Managers also threw up roadblocks to discourage tech workers from making even routine tweaks, such as software patches and updates, the employee says. Sometimes they denied change proposals simply because they couldn't understand the technical verbiage. All of this has led to a volatile workplace.

At IBM's AOD unit, tech workers reacted by making unauthorized changes; since managers were unaware of the changes, no strike could be made against the employees' records. When authorized changes do fail, the tech workers now cover their tracks. For example, if a tech worker unsuccessfully tried to patch a computer bug, he'd blame the failure on the bug -- not the patch effort -- to avoid a demerit.

The result of this fear-driven workaround to management's diktats: Many changes are undocumented or incorrectly documented, while other changes simply fall by the wayside.

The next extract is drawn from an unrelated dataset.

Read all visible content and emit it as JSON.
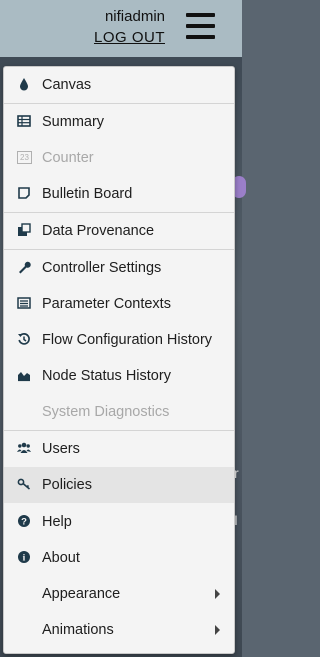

What particularly galls the AOD tech worker is that a few years ago, IBM managers had instituted a similar three-strikes policy, with troubling results. "People threw up their hands on the small stuff," the employee recalls. "Systems weren't patched, which led to vulnerabilities. We had microcode that hadn't been updated on SAN switches for two years. This resulted in a bug, the system crashed, and we lost customer data."

Cost-Cutting Gone Awry: "My Pager Goes Off All Day Long"

A veteran engineer at a large Silicon Valley company says the atmosphere in the IT department has become one of distrust. Senior tech workers have been forced out or fired for alleged noncompliance, only to be replaced by less-capable and cheaper foreign workers. As a result, workloads have doubled. The engineer is now required to work weekends without extra pay to troubleshoot old equipment. "My pager goes off every couple of hours, all day long."

Even worse, a tech worker who makes the latest mistake is "on the hot seat to be shown the door," says the engineer, adding that management has moles inside the technical staff to rat out disloyal behavior. Perhaps most telling, the engineer now dreams of working as a cashier in retail. "I'm not motivated by money anymore, just a few thank-yous," the engineer says.

Despite this volatile situation, the engineer is critical of IT retaliating. "I'm way too ethical to do any damage ... but yes, there're opportunities," the engineer says. "The greatest sin I've seen from my peers is to neglect things, let something sit on the front burner until it goes up in flames. At some point, systems will crash and nobody will be around to fix them."